Farewell L4 Firewalling 
With the mass of applications and services moving towards web-based deployment, using Layer 4 (L4) firewalls to block these services entirely will not be tolerated. A firewall incapable of performing deep packet analysis and understanding the nature of the traffic at the Layer 7 (L7), or the application layer, will not satisfy the level of granularity and flexibility that most network administrators should offer their users. On this front, change is clearly inevitable for us network professional, whether it means added network complexity and adapting to new infrastructures or simply letting withering technologies go.

Preparing to Manage the Networks of Tomorrow  

So, what can we do to prepare to monitor and manage the networks of tomorrow? Consider the following:

Understand the “who, what, why and where” of IoT, BYOD and BYOA
Connected devices cannot be ignored. According to 451 Research, mobile Internet of Things (IoT) and Machine-to-Machine (M2M) connections will increase to 908 million in just five years, this compared to 252 million just last year. This staggering statistic should prompt you to start creating a plan of action on how you will manage nearly four times the number of devices infiltrating your networks today.

Your strategy can either aim to manage these devices within the network or set an organizational policy to regulate traffic altogether. Nonprofit IT trade association CompTIA noted in a recent survey, many companies are trying to implement partial and even zero BYOD policies to regulate security and bandwidth issues. Even though policies may seem like an easy fix, curbing all of tomorrow’s BYOD/BYOA is nearly impossible. As such, you will have to understand your network device traffic in incremental metrics in order to optimize and secure them. Even more so, you will need to understand network segments that aren’t even in your direct control, like the tablets, phablets and Fitbits, to properly isolate issues.

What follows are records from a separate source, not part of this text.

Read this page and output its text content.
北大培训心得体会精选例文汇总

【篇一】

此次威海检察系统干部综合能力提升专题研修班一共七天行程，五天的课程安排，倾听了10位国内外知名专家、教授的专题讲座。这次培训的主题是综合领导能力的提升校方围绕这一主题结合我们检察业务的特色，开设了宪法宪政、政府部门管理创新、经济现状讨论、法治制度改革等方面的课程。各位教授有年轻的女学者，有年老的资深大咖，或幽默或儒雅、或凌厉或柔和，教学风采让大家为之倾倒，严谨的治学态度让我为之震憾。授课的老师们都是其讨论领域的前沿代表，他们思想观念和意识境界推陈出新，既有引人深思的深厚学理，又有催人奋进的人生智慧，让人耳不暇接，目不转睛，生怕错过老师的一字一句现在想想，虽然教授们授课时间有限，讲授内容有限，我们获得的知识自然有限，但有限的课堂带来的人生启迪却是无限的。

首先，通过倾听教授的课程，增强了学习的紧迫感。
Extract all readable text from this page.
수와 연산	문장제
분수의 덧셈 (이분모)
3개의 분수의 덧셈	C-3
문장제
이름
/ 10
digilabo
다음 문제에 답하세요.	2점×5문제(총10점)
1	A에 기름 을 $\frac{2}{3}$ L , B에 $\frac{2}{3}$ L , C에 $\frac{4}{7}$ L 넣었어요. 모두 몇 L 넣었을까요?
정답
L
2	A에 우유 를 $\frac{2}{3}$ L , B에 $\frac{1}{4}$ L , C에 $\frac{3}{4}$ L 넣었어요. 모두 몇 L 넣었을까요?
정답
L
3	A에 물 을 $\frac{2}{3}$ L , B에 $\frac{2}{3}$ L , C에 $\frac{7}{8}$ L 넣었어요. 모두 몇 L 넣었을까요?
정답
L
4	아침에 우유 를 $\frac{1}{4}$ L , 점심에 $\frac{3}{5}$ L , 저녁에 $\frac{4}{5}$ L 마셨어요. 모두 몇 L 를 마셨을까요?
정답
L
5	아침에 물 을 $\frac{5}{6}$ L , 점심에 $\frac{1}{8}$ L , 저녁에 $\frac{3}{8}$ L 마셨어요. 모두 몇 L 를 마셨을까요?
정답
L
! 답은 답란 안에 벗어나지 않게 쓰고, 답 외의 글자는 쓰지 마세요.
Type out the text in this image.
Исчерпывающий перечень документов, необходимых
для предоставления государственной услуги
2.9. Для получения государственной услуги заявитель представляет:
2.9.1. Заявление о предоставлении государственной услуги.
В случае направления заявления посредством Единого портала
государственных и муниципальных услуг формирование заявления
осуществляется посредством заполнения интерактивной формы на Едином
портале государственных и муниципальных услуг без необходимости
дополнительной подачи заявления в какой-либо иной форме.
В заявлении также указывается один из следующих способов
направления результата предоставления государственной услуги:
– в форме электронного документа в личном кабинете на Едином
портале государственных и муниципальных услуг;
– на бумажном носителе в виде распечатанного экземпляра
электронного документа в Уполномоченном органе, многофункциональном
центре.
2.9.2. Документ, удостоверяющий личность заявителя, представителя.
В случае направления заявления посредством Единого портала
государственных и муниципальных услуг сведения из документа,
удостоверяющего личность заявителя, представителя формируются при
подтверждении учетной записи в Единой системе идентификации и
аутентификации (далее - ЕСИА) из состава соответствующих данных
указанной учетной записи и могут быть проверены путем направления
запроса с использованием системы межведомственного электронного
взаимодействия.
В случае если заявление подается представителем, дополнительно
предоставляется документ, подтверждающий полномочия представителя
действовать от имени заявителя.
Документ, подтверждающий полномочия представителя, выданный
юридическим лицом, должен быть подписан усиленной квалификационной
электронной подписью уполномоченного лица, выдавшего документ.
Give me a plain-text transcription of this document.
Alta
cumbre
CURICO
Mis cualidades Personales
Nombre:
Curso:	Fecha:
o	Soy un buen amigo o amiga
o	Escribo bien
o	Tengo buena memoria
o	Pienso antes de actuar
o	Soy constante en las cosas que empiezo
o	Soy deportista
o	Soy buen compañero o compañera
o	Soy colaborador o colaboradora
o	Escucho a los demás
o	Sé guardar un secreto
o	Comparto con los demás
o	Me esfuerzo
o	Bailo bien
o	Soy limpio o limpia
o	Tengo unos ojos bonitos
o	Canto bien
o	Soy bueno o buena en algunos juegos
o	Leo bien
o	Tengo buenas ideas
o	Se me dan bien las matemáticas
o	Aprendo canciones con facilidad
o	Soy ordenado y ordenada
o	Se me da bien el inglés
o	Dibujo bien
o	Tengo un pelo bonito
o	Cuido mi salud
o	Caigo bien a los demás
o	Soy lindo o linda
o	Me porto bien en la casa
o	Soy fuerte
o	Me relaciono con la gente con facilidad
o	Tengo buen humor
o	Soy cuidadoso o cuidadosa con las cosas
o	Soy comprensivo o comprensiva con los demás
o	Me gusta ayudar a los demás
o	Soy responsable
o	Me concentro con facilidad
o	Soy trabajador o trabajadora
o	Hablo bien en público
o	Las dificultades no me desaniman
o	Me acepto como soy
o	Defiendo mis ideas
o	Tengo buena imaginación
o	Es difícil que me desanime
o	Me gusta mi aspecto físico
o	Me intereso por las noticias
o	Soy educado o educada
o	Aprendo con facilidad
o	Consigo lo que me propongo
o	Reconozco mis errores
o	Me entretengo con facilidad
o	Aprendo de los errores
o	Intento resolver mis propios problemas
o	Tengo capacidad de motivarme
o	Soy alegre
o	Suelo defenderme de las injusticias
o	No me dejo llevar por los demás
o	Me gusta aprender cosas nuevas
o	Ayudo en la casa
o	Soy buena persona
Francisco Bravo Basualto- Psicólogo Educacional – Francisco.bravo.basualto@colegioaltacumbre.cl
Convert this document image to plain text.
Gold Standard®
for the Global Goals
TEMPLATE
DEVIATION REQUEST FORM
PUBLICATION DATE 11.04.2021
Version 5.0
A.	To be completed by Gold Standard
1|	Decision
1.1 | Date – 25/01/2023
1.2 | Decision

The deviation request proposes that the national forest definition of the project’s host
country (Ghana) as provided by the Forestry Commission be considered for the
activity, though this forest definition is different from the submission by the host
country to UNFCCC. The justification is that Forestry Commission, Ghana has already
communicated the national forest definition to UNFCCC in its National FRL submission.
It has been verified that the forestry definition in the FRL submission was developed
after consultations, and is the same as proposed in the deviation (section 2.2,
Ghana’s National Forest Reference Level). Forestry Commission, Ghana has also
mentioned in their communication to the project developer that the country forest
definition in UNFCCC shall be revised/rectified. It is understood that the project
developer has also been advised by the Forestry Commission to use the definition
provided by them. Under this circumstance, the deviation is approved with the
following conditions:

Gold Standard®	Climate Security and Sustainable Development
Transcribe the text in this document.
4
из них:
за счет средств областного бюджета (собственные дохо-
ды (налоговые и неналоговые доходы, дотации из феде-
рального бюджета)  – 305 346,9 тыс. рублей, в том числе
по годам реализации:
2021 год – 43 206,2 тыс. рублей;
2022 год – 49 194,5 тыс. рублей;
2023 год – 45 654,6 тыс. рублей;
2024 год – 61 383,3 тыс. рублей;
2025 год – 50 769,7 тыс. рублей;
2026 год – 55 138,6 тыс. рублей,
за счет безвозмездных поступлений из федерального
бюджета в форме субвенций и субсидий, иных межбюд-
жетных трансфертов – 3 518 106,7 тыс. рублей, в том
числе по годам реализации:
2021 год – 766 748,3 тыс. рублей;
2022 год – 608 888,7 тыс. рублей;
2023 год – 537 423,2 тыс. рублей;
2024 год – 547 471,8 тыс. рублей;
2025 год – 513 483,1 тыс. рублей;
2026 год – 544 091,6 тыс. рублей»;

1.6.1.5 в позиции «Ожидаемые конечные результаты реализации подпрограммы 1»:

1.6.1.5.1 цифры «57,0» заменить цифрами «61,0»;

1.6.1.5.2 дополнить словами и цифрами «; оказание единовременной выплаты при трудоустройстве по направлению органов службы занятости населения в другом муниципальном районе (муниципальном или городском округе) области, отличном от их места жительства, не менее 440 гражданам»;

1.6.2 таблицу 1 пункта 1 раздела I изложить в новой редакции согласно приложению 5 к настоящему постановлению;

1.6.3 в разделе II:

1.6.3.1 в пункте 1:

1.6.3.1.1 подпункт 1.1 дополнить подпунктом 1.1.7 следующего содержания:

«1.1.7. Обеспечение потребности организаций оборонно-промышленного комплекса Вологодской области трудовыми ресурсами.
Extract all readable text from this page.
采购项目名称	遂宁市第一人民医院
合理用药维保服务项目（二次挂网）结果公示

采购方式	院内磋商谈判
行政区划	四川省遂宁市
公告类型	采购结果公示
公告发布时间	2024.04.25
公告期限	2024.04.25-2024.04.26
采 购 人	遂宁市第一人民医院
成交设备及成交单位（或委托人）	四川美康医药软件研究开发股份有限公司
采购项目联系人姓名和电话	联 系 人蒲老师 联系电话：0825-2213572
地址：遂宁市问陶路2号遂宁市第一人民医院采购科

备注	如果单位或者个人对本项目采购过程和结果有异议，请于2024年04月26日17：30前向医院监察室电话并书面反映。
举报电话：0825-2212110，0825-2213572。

Know the ins and outs of the new mainstream 
As stated earlier, SDN, NFV and IPv6 will become the new mainstream. We can start preparing for these technologies’ future takeovers by taking a hybrid approach to our infrastructures today. This will put us ahead of the game with an understanding of how these technologies work, the new complexities they create and how they will ultimately affect configuration management and troubleshooting ahead of mainstream deployment.

Start comparison shopping now
Going through the exercise of evaluating ISPs, virtualized network options and other on-the-horizon technologies—even if you don’t intend to switch right now—will help you nail down your particular requirements. Sometimes, knowing a vendor has or works with technology you don’t need right now, such as IPv6, but might later can and should influence on your decision.

Brick in, brick out
Taking on new technologies can feel overwhelming to those of us with “boots on the ground” because the new technology can often simply seem like one more mouth to feed, so to speak. As much as possible, look for ways that potential new additions will not just enhance, but replace the old guard. Maybe your new real-time deep packet inspection won’t completely replace L4 firewalls, but if it can reduce them significantly—while at the same time increasing insight and the ability to respond intelligently to issues—then the net result should be a better day for you. If you don’t do this, then more times than not, new technology will indeed simply seem to increase workload and do little else. This is also a great measuring stick to identify new technologies whose time may not yet have truly come just yet, at least not for your organization.

At a more basic layer, if you have to replace three broken devices and you realize that the newer equipment is far more manageable or has more useful features, consider replacing the entire fleet of old technology even if it hasn’t fallen apart yet. The benefits of consistency often far outweigh the initial pain of sticker shock.

To conclude this series, my opening statement from part one merits repeating: learn from the past, live in the present and prepare for the future. The evolution of networking waits for no one. Don’t be left behind.